The kuna currency, first used as paper money under the fascist regime, was reintroduced. Rightist parties started to raise hands in Ustashe salutes during rallies.
A Catholic priest held a mass for Ustashe leader Ante Pavelic, whose pictures crept back into bars and restaurants. The priest was criticised by church officials but remained in orders.
At the same time the government advocated, or tacitly approved, the wiping away of many signs of Croatia's partisan past, despite claiming it was proud of its contribution to the Yugoslav anti-fascist movement in World War Two.

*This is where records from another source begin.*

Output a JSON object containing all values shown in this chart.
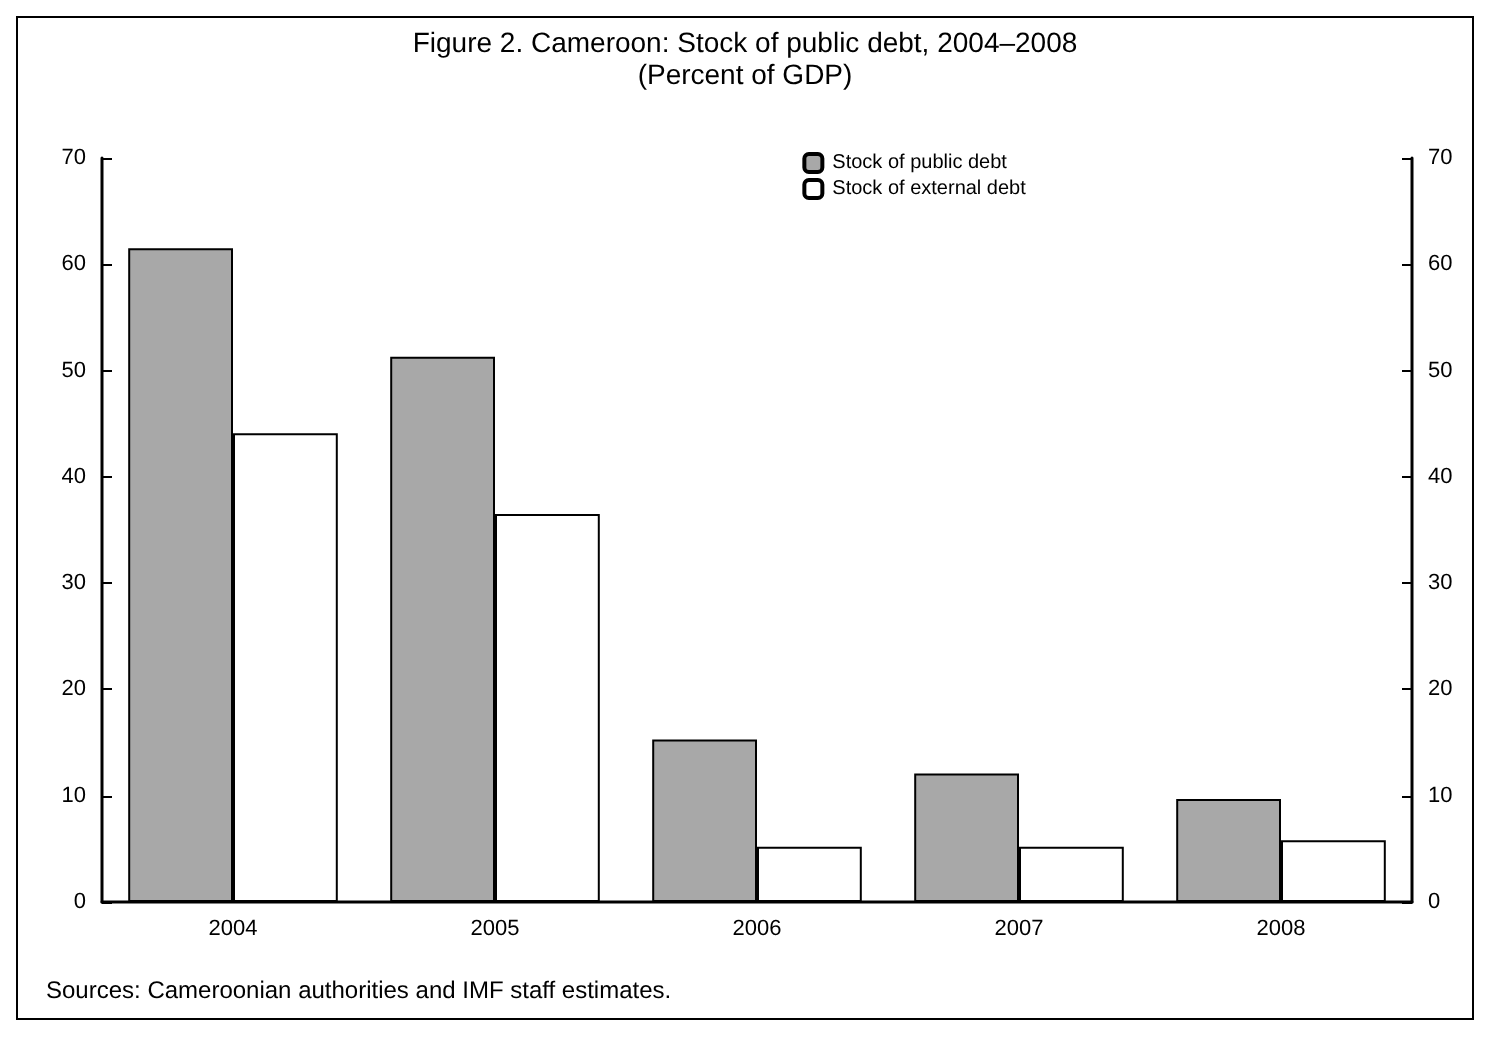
{
  "chart_data": {
    "type": "bar",
    "title": "Figure 2. Cameroon: Stock of public debt, 2004–2008",
    "subtitle": "(Percent of GDP)",
    "categories": [
      "2004",
      "2005",
      "2006",
      "2007",
      "2008"
    ],
    "series": [
      {
        "name": "Stock of public debt",
        "color": "#a8a8a8",
        "values": [
          61.5,
          51.3,
          15.3,
          12.1,
          9.7
        ]
      },
      {
        "name": "Stock of external debt",
        "color": "#ffffff",
        "values": [
          44.1,
          36.5,
          5.2,
          5.2,
          5.8
        ]
      }
    ],
    "ylim": [
      0,
      70
    ],
    "yticks": [
      0,
      10,
      20,
      30,
      40,
      50,
      60,
      70
    ],
    "y2lim": [
      0,
      70
    ],
    "y2ticks": [
      0,
      10,
      20,
      30,
      40,
      50,
      60,
      70
    ],
    "legend": "top right",
    "grid": false,
    "annotations": [
      "Sources: Cameroonian authorities and IMF staff estimates."
    ]
  }
}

It renamed the ``Square of the Victims of Fascism'' in Zagreb the ``Square of Great Croatian People.'' The same fate befell many streets and schools named after communist leaders. Many partisan monuments were blown up.
``Our authorities have a hypocritical attitude toward our anti-fascist past. They are anti-fascists when the need arises but, when they want to fawn upon the other side, then they are not,'' Goldstein said.
``The reconciliation project was aimed at striking a balance between Ustashe and partisan crimes, in an effort to cast doubt on the gravity of the Ustashe crimes. The consequence of this has been the reappearance of some Ustashe symbols,'' he added.
The project culminated in Tudjman's proposal to re-bury Ustasha and partisan victims, as well as Croats killed in the 1991 war with minority Serbs, side by side in Jasenovac, which would turn the site into a symbol of all-Croat reconciliation.
According to independent Croatian estimates which Croatian Jews regard as most accurate, some 85,000 Serbs, Jews, gypsies and anti-fascist Croats perished in Jasenovac. Serbs and some international Jewish groups put the toll at 600,000.
The return of the former Jasenovac commander is now polarising the Croatian public. While nationalists see it as yet more Western pressure, others think the time has come for Croatia to finally shake off its historical burden.
It took a first step last August when it formally apologised to the Jewish people for crimes committed during World War Two, enabling full diplomatic relations with Israel.
Unlike Germany, which has had 50 years to try and come to terms with its Nazi past, Croatia under communism never had that opportunity. But, seven years after independence, many believe it is high time the debate was held and resolved.
``The truth about Sakic and the NDH must be told and accepted as a precondition for Croatia becoming part of Europe. Because of such fumbling with fascism and anti-fascism, Croatia has lost its anti-fascist identity,'' Goldstein said.
Ivo Banac, a history professor at Yale University and a human rights activist, agrees.
``It is not evil in itself to have fascists in your past -- most European states had them at one point in time or other. But it is a pity if you relate to them benevolently,'' he said.
``It is bad when the state gets involved on the side of those who want to change history.''
Reuters, "Fascist's return will force Croatia to examine past", May 01, 1998
Source: http://www.srpska-mreza.com/sakic/press23.htm (<- click)
Can anybody understand the fear of a repeating Serb holocaust in 1990 in Croatia? (Serb families lost many relatives that were murdered by Ustashas in WW2 in Croatia - who helped this children to grow up without parents?)